The goal of encryption is to ensure that only authorized users can view, use, or contribute to a data set. These security controls add another layer of protection against potential threats by end-users, administrators and other malicious actors on the network. Data protection can be applied at a number of levels within Hadoop:
  • OS Filesystem-level - Encryption can be applied at the Linux operating system file system level to cover all files in a volume. An example of this approach is Cloudera Navigator Encrypt (formerly Gazzang zNcrypt) which is available for Cloudera customers licensed for Cloudera Navigator. Navigator Encrypt operates at the Linux volume level, so it can encrypt cluster data inside and outside HDFS, such as temp/spill files, configuration files and metadata databases (to be used only for data related to a CDH cluster). Navigator Encrypt must be used with Cloudera Navigator Key Trustee Server (formerly Gazzang zTrustee).
  • HDFS-level - Encryption applied by the HDFS client software. HDFS Data At Rest Encryption operates at the HDFS folder level, allowing you to encrypt some folders and leave others unencrypted. Cannot encrypt any data outside HDFS. To ensure reliable key storage (so that data is not lost), Cloudera Navigator Key Trustee Server should be used, while the default Java keystore can be used for test purposes.

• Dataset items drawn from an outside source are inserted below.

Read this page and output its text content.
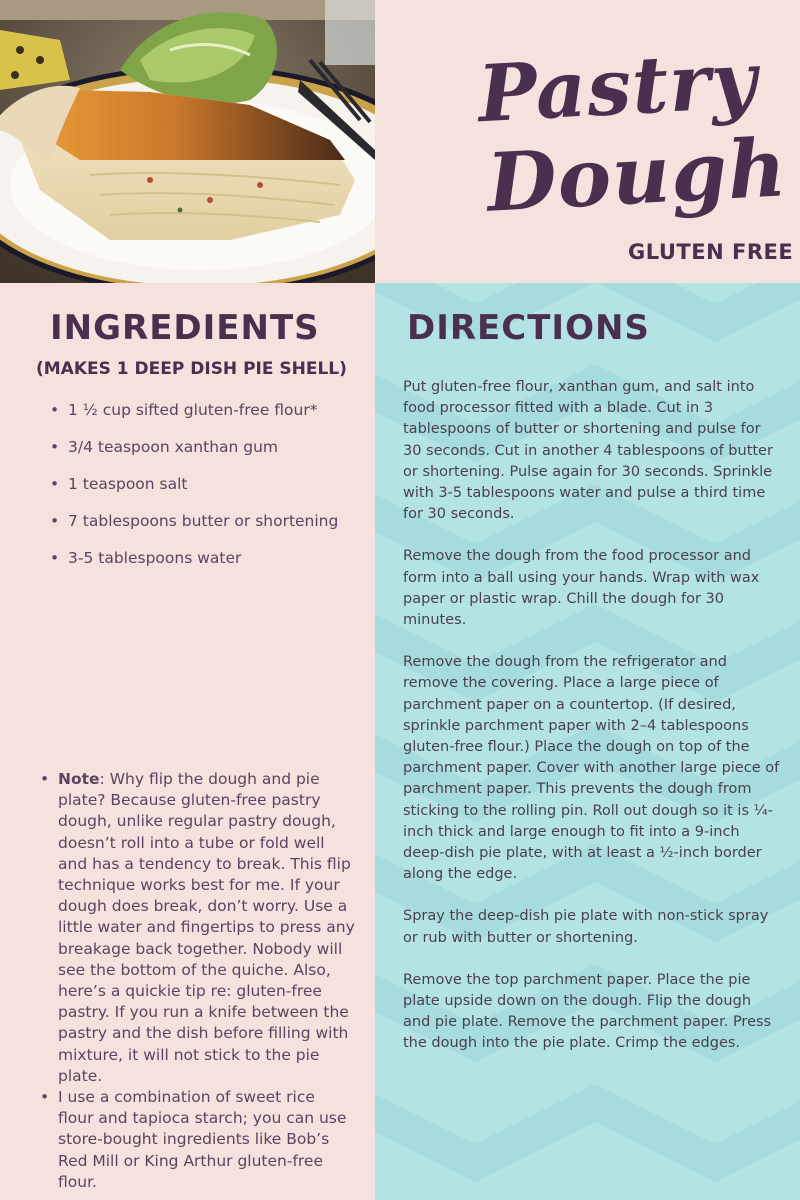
Pastry
Dough
GLUTEN FREE
INGREDIENTS
(MAKES 1 DEEP DISH PIE SHELL)
• 1 ½ cup sifted gluten-free flour*
• 3/4 teaspoon xanthan gum
• 1 teaspoon salt
• 7 tablespoons butter or shortening
• 3-5 tablespoons water
• Note: Why flip the dough and pie plate? Because gluten-free pastry dough, unlike regular pastry dough, doesn’t roll into a tube or fold well and has a tendency to break. This flip technique works best for me. If your dough does break, don’t worry. Use a little water and fingertips to press any breakage back together. Nobody will see the bottom of the quiche. Also, here’s a quickie tip re: gluten-free pastry. If you run a knife between the pastry and the dish before filling with mixture, it will not stick to the pie plate.
• I use a combination of sweet rice flour and tapioca starch; you can use store-bought ingredients like Bob’s Red Mill or King Arthur gluten-free flour.
DIRECTIONS

Put gluten-free flour, xanthan gum, and salt into food processor fitted with a blade. Cut in 3 tablespoons of butter or shortening and pulse for 30 seconds. Cut in another 4 tablespoons of butter or shortening. Pulse again for 30 seconds. Sprinkle with 3-5 tablespoons water and pulse a third time for 30 seconds.

Remove the dough from the food processor and form into a ball using your hands. Wrap with wax paper or plastic wrap. Chill the dough for 30 minutes.

Remove the dough from the refrigerator and remove the covering. Place a large piece of parchment paper on a countertop. (If desired, sprinkle parchment paper with 2–4 tablespoons gluten-free flour.) Place the dough on top of the parchment paper. Cover with another large piece of parchment paper. This prevents the dough from sticking to the rolling pin. Roll out dough so it is ¼-inch thick and large enough to fit into a 9-inch deep-dish pie plate, with at least a ½-inch border along the edge.

Spray the deep-dish pie plate with non-stick spray or rub with butter or shortening.

Remove the top parchment paper. Place the pie plate upside down on the dough. Flip the dough and pie plate. Remove the parchment paper. Press the dough into the pie plate. Crimp the edges.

See Integrating HDFS Encryption with Navigator Key Trustee Server for more information.
  • Network-level - Encryption can be applied to encrypt data just before it gets sent across a network and to decrypt it just after receipt. In Hadoop this means coverage for data sent from client user interfaces as well as service-to-service communication like remote procedure calls (RPCs). This protection uses industry-standard protocols such as TLS/SSL.